Le souci de l’intérêt national bannit donc l’allégeance systématique (ou systémique !) quelle qu’elle soit. Même bénéfique en beaucoup de cas, elle risque de s’opposer à l’intérêt national dans certains autres.
Et même à supposer que, la plupart du temps, un pays A ait intérêt à s’appuyer sur un pays B, il perdrait, au sein de son alliance, toute considération à ne jamais faire exception. Si cette alliance était tenue pour systématique, elle ne serait plus très vite qu’un assujettissement.
Quand, sur aucun sujet, un pays n’est plus à même de prendre ses distances vis-à-vis d’un grand allié, c’est qu’il a perdu son indépendance. Telle la France de Vichy sous l’occupation ou la Hongrie au temps des Soviets. Un allié qui n’a plus la capacité d’être indocile n’est plus un allié, c’est un vassal.
La réciproque est vraie : comme toute puissance a nécessairement des adversaires - c’est ainsi que les Etats-Unis considèrent encore, à tort ou à raison, la Russie -, s’y opposer systématiquement pourrait assez vite nous assujettir à sa rivale. Ceux qui, à juste titre, ressentent aujourd’hui lourdement la tutelle américaine et lorgnent pour cela vers la Russie comme un utile contrepoids doivent prendre garde à ne pas aller jusqu’à la vassalité à l’égard de celle-ci.

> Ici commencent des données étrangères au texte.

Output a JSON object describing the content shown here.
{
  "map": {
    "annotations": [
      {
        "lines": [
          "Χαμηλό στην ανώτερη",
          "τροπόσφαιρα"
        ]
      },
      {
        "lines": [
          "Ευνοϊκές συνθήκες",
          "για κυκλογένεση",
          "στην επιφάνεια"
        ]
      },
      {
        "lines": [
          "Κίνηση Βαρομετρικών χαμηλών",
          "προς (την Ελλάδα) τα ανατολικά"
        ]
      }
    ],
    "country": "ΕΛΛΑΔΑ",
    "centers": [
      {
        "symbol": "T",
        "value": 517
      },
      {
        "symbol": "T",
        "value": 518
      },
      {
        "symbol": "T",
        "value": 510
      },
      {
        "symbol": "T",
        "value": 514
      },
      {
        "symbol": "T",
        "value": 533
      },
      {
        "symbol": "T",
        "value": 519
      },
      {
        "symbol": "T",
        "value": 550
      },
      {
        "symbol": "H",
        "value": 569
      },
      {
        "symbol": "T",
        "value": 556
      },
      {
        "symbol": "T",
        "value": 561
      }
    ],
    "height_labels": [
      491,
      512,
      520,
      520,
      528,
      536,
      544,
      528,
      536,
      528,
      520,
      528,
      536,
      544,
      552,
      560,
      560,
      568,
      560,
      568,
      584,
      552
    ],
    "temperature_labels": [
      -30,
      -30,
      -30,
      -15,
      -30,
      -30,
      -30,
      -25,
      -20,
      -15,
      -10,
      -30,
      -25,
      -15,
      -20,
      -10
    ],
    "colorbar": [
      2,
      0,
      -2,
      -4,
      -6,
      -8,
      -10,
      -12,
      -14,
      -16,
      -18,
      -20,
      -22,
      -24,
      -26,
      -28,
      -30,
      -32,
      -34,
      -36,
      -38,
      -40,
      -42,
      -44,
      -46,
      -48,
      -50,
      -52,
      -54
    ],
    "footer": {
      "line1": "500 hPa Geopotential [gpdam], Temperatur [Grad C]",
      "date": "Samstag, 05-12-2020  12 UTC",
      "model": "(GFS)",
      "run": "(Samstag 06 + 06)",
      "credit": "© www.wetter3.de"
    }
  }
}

Contre l’intérêt national, l’idéologie
Le souci de l’intérêt national doit être le seul guide en diplomatie. Ce qui tend généralement à le contrecarrer, en dehors de l’esprit de servitude, porte un nom : c’est l’idéologie laquelle conduit toujours aux allégeances systématiques. C’est la raison pour laquelle les superpuissances, soucieuses d’établir un contrôle étroit de leurs féaux, produisent naturellement de l’idéologie, hier le communisme, aujourd’hui l’ultralibéralisme. Une des idéologies qu’utilise l’hyperpuissance américaine est la guerre des civilisations, concept simplificateur qui ne saurait résumer à lui seul le jeu complexe des intérêts de pays de civilisations différentes ou de même civilisation. Depuis longtemps archétype de l’Etat nation, la France, en s’alliant avec le Grand Turc ou les princes protestants d’Allemagne, avait montré qu’elle savait éviter cet écueil. Les idéologies, au contraire, conduisent à des prises de position simplifiées et systématiques dont l’ultima ratio ne saurait être que contraire à un intérêt national nécessairement complexe et changeant. Ce systématisme de l’idéologie est rarement au service d’une idée pure ; il n’est généralement que trop conforme aux intérêts de l’Empire qui s’appuie dessus. L’empire et l’idéologie sont inséparables.
L’alignement systématique - ou l’hostilité de principe à tel ou tel -, n’ pas seulement contraire à l’intérêt national ; on peut même dire qu’il procède d’un comportement immature.
Ceux qui, face aux abus bien réels de l’Amérique d’aujourd’hui, se laissent aller à l’antiaméricanisme systématique ne sauraient en tous cas se référer à l’héritage du général de Gaulle.